Oh, you say, but Hawke and Keating laid the foundations of Australia’s remarkably prosperous and stable economy. But our so-called prosperity is precarious, paid for by the national credit card despite a mining boom and a big increase in working hours, misrepresented as “productivity gains”.
The Opposition rabbits on about public debt but, as economist Steve Keen has shown, it is dwarfed by private debt, principally household debt inflating a housing bubble. In 2007 the net increase in private borrowing amounted to 20 per cent of the GDP. Without that borrowing from the future we would have been in severe recession.
Our economy is a house of cards, a fragile shell hollowed out by greedy financiers.

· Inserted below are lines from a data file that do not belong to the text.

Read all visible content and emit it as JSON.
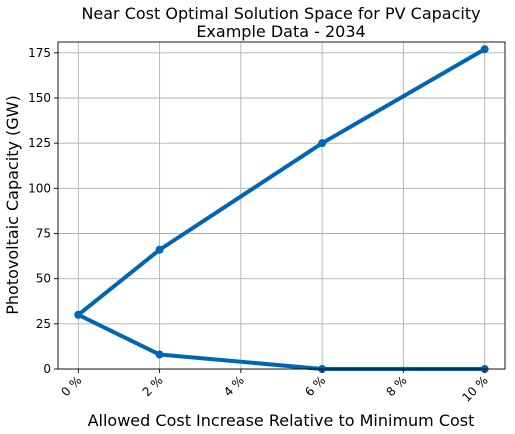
{
  "chart_data": {
    "type": "line",
    "title_line1": "Near Cost Optimal  Solution Space for PV Capacity",
    "title_line2": "Example Data - 2034",
    "xlabel": "Allowed Cost Increase Relative to Minimum Cost",
    "ylabel": "Photovoltaic Capacity (GW)",
    "x_ticks": [
      0,
      2,
      4,
      6,
      8,
      10
    ],
    "x_tick_labels": [
      "0 %",
      "2 %",
      "4 %",
      "6 %",
      "8 %",
      "10 %"
    ],
    "y_ticks": [
      0,
      25,
      50,
      75,
      100,
      125,
      150,
      175
    ],
    "y_tick_labels": [
      "0",
      "25",
      "50",
      "75",
      "100",
      "125",
      "150",
      "175"
    ],
    "xlim": [
      -0.5,
      10.5
    ],
    "ylim": [
      0,
      181
    ],
    "grid": true,
    "series": [
      {
        "values": [
          [
            0,
            30
          ],
          [
            2,
            66
          ],
          [
            6,
            125
          ],
          [
            10,
            177
          ]
        ],
        "color": "#0066b4"
      },
      {
        "values": [
          [
            0,
            30
          ],
          [
            2,
            8
          ],
          [
            6,
            0
          ],
          [
            10,
            0
          ]
        ],
        "color": "#0066b4"
      }
    ]
  }
}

It has been propped up through the first phase of the global financial crisis, but a new phase is threatening in Greece, with European authorities apparently learning nothing from past experience, recent or distant.
We have paid a high social price for this smoke-and-mirrors economy. Neoliberalism promotes selfishness and rampant consumerism, and we have become less tolerant, more obese, less healthy and more stressed. We have less time for our families and communities. The Aussie values of decency and a fair go are withering, leaving us prey to haters and fearmongerers.

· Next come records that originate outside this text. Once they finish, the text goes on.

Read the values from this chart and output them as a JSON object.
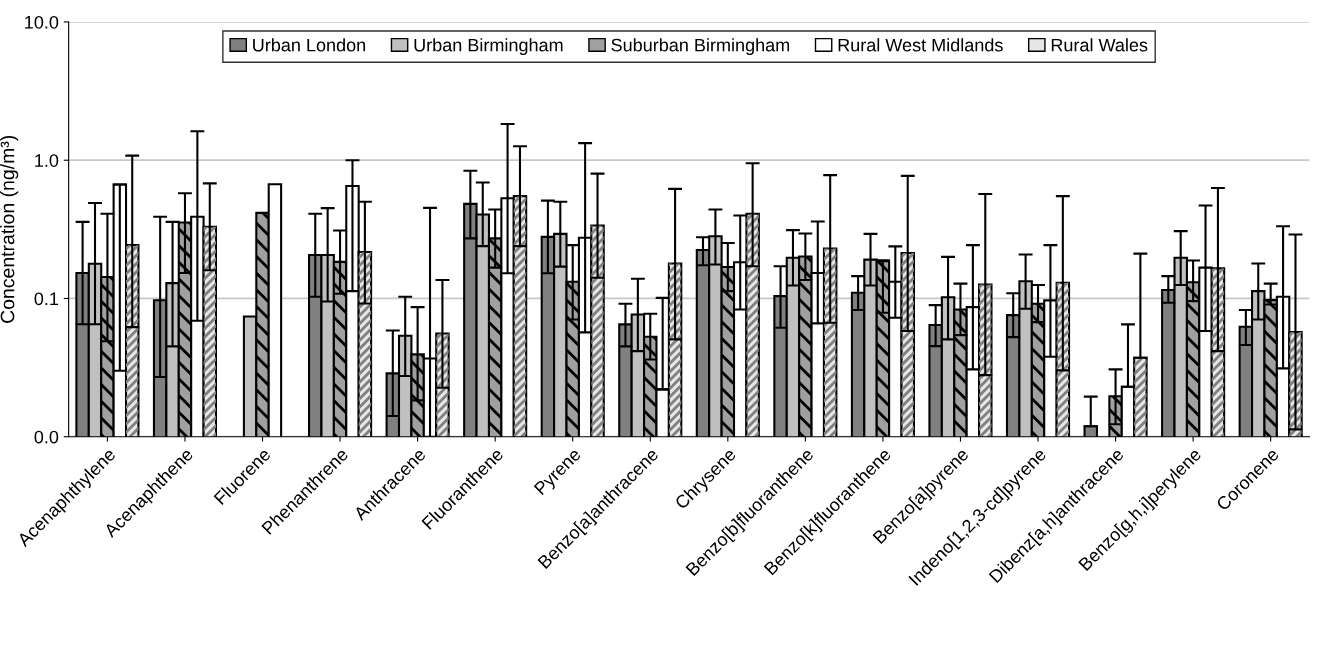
{
  "chart_data": {
    "type": "bar",
    "log": "y",
    "ylabel": "Concentration (ng/m³)",
    "categories": [
      "Acenaphthylene",
      "Acenaphthene",
      "Fluorene",
      "Phenanthrene",
      "Anthracene",
      "Fluoranthene",
      "Pyrene",
      "Benzo[a]anthracene",
      "Chrysene",
      "Benzo[b]fluoranthene",
      "Benzo[k]fluoranthene",
      "Benzo[a]pyrene",
      "Indeno[1,2,3-cd]pyrene",
      "Dibenz[a,h]anthracene",
      "Benzo[g,h,i]perylene",
      "Coronene"
    ],
    "ylim": [
      0.01,
      10
    ],
    "yticks": [
      {
        "value": 0.01,
        "label": "0.0"
      },
      {
        "value": 0.1,
        "label": "0.1"
      },
      {
        "value": 1,
        "label": "1.0"
      },
      {
        "value": 10,
        "label": "10.0"
      }
    ],
    "grid": "y",
    "legend": "top",
    "series": [
      {
        "name": "Urban London",
        "color": "#808080",
        "values": [
          0.153,
          0.097,
          null,
          0.206,
          0.0287,
          0.483,
          0.279,
          0.0649,
          0.224,
          0.104,
          0.11,
          0.0642,
          0.0758,
          0.0119,
          0.115,
          0.0624
        ],
        "errors": [
          [
            0.065,
            0.358
          ],
          [
            0.027,
            0.39
          ],
          null,
          [
            0.103,
            0.41
          ],
          [
            0.0141,
            0.0587
          ],
          [
            0.272,
            0.84
          ],
          [
            0.152,
            0.51
          ],
          [
            0.045,
            0.0915
          ],
          [
            0.174,
            0.277
          ],
          [
            0.0614,
            0.171
          ],
          [
            0.0824,
            0.145
          ],
          [
            0.0452,
            0.0895
          ],
          [
            0.0525,
            0.109
          ],
          [
            0.0119,
            0.0195
          ],
          [
            0.093,
            0.145
          ],
          [
            0.046,
            0.0824
          ]
        ]
      },
      {
        "name": "Urban Birmingham",
        "color": "#c0c0c0",
        "values": [
          0.178,
          0.129,
          0.074,
          0.206,
          0.0537,
          0.405,
          0.293,
          0.0766,
          0.282,
          0.197,
          0.191,
          0.102,
          0.133,
          null,
          0.197,
          0.113
        ],
        "errors": [
          [
            0.065,
            0.49
          ],
          [
            0.045,
            0.358
          ],
          null,
          [
            0.095,
            0.45
          ],
          [
            0.0275,
            0.103
          ],
          [
            0.239,
            0.69
          ],
          [
            0.17,
            0.5
          ],
          [
            0.0416,
            0.139
          ],
          [
            0.176,
            0.44
          ],
          [
            0.124,
            0.312
          ],
          [
            0.124,
            0.293
          ],
          [
            0.0506,
            0.2
          ],
          [
            0.0842,
            0.208
          ],
          null,
          [
            0.125,
            0.307
          ],
          [
            0.0705,
            0.179
          ]
        ]
      },
      {
        "name": "Suburban Birmingham",
        "color": "#a0a0a0",
        "values": [
          0.143,
          0.354,
          0.416,
          0.184,
          0.0394,
          0.272,
          0.132,
          0.0528,
          0.169,
          0.201,
          0.186,
          0.0833,
          0.0915,
          0.0196,
          0.131,
          0.0973
        ],
        "errors": [
          [
            0.049,
            0.41
          ],
          [
            0.153,
            0.577
          ],
          null,
          [
            0.108,
            0.31
          ],
          [
            0.0183,
            0.0866
          ],
          [
            0.167,
            0.44
          ],
          [
            0.0705,
            0.243
          ],
          [
            0.0362,
            0.0775
          ],
          [
            0.113,
            0.252
          ],
          [
            0.136,
            0.295
          ],
          [
            0.0788,
            0.189
          ],
          [
            0.0543,
            0.128
          ],
          [
            0.0674,
            0.125
          ],
          [
            0.0123,
            0.0307
          ],
          [
            0.0957,
            0.188
          ],
          [
            0.0905,
            0.128
          ]
        ]
      },
      {
        "name": "Rural West Midlands",
        "color": "#ffffff",
        "values": [
          0.667,
          0.39,
          0.67,
          0.65,
          0.0368,
          0.53,
          0.275,
          0.022,
          0.183,
          0.153,
          0.132,
          0.0866,
          0.0968,
          0.023,
          0.167,
          0.103
        ],
        "errors": [
          [
            0.03,
            0.667
          ],
          [
            0.069,
            1.62
          ],
          null,
          [
            0.113,
            1.0
          ],
          [
            0.01,
            0.452
          ],
          [
            0.152,
            1.83
          ],
          [
            0.0568,
            1.33
          ],
          [
            0.022,
            0.101
          ],
          [
            0.0833,
            0.398
          ],
          [
            0.066,
            0.36
          ],
          [
            0.0725,
            0.238
          ],
          [
            0.0307,
            0.243
          ],
          [
            0.0379,
            0.243
          ],
          [
            0.023,
            0.0649
          ],
          [
            0.0581,
            0.47
          ],
          [
            0.0312,
            0.333
          ]
        ]
      },
      {
        "name": "Rural Wales",
        "color": "#e6e6e6",
        "values": [
          0.243,
          0.33,
          null,
          0.217,
          0.0558,
          0.55,
          0.337,
          0.179,
          0.41,
          0.23,
          0.213,
          0.126,
          0.13,
          0.0372,
          0.165,
          0.0571
        ],
        "errors": [
          [
            0.062,
            1.08
          ],
          [
            0.16,
            0.68
          ],
          null,
          [
            0.092,
            0.5
          ],
          [
            0.0226,
            0.136
          ],
          [
            0.239,
            1.26
          ],
          [
            0.141,
            0.8
          ],
          [
            0.0506,
            0.62
          ],
          [
            0.171,
            0.95
          ],
          [
            0.0667,
            0.78
          ],
          [
            0.0581,
            0.77
          ],
          [
            0.0279,
            0.57
          ],
          [
            0.0302,
            0.55
          ],
          [
            0.0372,
            0.211
          ],
          [
            0.0416,
            0.63
          ],
          [
            0.0113,
            0.29
          ]
        ]
      }
    ]
  }
}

Labor was founded to stand up for the powerless. Just one hundred years ago it won a landslide victory and formed the first stable Labor government. Though more often out of power than in, and though brought down repeatedly by internal division, Labor reshaped the political landscape in Australia, and many of its proposals became mainstream policy. People forget that the rich didn’t just give away their power. It only happened because ordinary people worked together, and thus gained the power to claim back some of the share that is rightfully theirs.
For all its flaws, Labor had a vision and it had principles. In 1965 Arthur Calwell stood in parliament and proclaimed Labor’s opposition to Australia’s involvement in the Vietnam war. As anticipated he was ridiculed and vilified, Labor lost the next election and Calwell missed his last chance to be Prime Minister. But he was right and, as Don Watson has observed, he stiffened Labor’s spine and eventually they won because of it.
Whitlam had vision, and he changed Australia. I was overseas during his term, and I returned to a country, more open, more vigorous, more exciting and more adventurous than ever it had been under the great grey blanket of Menzies’ paternalism.
All that has been abandoned and forgotten. We are left with Faux-Labor, a hulk and an obstruction, blocking our initiative and decency, sucking the enthusiasm from our youth, chewing up and spitting out the few good people who still try to give it life and make a difference.
At this critical time, what we most need is leadership. What we get is politics as usual. The art of the possible, they call it, but in their limp hands it is expediency, nothing more. Real leaders don’t accept the usual. We have not had a real leader for a generation.
Faux-Labor lives on preferences. It survives because of compulsory preferential voting, the arbitrary rule that you must number all boxes or your vote won’t be counted. So we mark Faux-Labor as the lesser of two evils and the carcass twitches for a while longer.
Labor is dead! Let it be said, loud and often. Jolt its followers, dislodge those not rusted-on. They are deluded. Stop giving Faux-Labor your preference. If the informal vote count goes up to 10 or 15 per cent as a result, there will be upheaval. A new political era will become possible.